Prices of mortgage products, as well as other loans, have since the MPC’s meeting last month climbed to about 25 per cent.
For borrowers, the rate hike means raising their monthly repayments by more than half if they are to repay the home loan within original tenure for a home loan with ten years to its expiry, for instance.
An even worse alternative, and sadly the more tenable for the ordinary borrower, would be extending the repayment period by as much as the original term, highlighting how the volatility in interest rates may be ravaging lives.
Borrowers who took home loans in the last five years when the lending rates dropped below 15 per cent may be bearing the heaviest repayment burden while any rate hike in today’s MPC meeting could worsen the already dire situation.
Caroline Kariuki, the managing director at ‘The Mortgage Company’, a mortgage brokerage firm terms the current situation as difficult for borrowers but points out that there are options that they could pursue like refinancing the outstanding amounts with different providers.
“The latest rate hike means that borrowers may have to pay significantly higher to service their home loans yet their incomes have not been adjusted,” said Ms Kariuki.
“Since it is highly unlikely that one would continue servicing their loans with the same ease, borrowers should consider refinancing their mortgages, perhaps with lenders offering fixed rates,” she added.
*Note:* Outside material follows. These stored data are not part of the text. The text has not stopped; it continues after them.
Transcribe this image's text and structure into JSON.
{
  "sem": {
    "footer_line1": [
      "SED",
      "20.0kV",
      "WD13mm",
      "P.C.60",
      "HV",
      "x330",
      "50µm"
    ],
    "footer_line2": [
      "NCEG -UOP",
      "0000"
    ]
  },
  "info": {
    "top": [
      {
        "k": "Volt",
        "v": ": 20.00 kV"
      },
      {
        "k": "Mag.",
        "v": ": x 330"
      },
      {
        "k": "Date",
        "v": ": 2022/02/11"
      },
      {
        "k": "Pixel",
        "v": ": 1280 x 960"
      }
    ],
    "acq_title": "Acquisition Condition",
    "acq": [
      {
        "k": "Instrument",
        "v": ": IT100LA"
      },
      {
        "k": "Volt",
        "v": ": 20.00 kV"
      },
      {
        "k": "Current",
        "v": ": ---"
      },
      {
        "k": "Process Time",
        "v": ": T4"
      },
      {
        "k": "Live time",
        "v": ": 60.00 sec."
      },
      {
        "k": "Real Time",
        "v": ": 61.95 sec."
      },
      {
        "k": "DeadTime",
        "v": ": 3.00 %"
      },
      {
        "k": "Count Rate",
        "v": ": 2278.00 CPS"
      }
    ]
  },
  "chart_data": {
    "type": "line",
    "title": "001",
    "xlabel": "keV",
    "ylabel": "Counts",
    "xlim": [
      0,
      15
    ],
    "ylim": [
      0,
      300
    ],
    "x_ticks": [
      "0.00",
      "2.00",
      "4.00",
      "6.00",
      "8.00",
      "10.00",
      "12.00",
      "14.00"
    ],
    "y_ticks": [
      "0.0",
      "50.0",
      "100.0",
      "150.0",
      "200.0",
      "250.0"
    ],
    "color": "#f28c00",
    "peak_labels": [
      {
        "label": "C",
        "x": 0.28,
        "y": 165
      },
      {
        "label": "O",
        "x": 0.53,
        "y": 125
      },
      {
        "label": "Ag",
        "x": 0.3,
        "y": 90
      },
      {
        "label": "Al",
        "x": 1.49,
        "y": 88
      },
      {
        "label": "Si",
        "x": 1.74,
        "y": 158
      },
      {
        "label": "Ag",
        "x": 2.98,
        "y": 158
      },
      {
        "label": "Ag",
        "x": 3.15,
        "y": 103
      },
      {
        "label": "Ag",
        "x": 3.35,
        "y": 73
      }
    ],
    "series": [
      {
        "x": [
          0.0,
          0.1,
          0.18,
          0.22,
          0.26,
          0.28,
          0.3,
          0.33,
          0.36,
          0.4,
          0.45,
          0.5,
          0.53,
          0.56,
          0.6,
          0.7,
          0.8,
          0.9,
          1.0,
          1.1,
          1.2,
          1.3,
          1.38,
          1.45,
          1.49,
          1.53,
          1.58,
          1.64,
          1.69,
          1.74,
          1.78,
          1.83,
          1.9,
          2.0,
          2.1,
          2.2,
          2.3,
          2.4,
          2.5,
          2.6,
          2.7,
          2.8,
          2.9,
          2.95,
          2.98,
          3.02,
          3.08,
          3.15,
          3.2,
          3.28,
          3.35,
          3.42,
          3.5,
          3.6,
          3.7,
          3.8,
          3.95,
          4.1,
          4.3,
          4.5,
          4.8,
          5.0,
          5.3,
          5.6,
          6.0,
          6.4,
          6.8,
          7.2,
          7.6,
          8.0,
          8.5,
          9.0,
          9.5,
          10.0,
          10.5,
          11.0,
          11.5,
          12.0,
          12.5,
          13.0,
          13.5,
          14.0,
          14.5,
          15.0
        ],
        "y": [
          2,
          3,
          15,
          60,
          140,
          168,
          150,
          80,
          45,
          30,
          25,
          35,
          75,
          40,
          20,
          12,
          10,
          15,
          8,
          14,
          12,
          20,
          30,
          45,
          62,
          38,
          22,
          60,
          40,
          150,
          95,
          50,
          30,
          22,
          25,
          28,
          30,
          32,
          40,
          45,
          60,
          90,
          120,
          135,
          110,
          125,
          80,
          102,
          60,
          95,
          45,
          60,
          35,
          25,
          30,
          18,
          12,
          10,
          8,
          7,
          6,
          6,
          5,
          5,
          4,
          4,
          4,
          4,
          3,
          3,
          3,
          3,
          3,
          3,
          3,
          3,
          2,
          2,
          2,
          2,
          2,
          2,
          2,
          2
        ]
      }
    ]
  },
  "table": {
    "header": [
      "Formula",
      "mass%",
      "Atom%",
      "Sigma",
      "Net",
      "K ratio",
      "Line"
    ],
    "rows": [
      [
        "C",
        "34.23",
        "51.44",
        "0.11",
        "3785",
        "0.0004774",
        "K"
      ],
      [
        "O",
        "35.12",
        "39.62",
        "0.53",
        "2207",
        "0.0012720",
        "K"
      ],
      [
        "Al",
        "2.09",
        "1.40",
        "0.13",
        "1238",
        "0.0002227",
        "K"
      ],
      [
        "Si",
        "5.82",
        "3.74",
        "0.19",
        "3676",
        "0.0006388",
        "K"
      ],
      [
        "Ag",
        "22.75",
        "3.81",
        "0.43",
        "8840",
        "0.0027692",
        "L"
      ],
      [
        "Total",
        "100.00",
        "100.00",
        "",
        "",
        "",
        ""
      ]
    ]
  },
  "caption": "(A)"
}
Ann Gichangi, the chief executive at Regnum Financial Planners, concurs that the rate rise is certain to affect the ability of people currently servicing home loans because mortgage as a means of financing home acquisition is mostly for people who cannot pay cash.
“Most mortgage borrowers are already strained in servicing their home loans and their incomes may not allow for much flexibility,” says Ms Gichangi, a personal financial consultant.
It may be time for the borrowers to consolidate their debts by selling other assets with less value and reducing the outstanding mortgage loans as much as possible, she added.
“A buyer may also consider selling the home as a last option before they find that the loan’s amount exceeds the value of the property, people now have to be realistic,” Ms Gichangi said.
A home buyer who bought an average home in Nairobi worth Sh7 million in 2006, has been paying about Sh92,000 a month, on the home loan then priced at 15 per cent.
With the latest rate hike, the monthly repayment would shoot to Sh138,600, a steep increase that incomes of most buyers may not support, according to Ms Kariuki, who previously headed the mortgage division at KCB.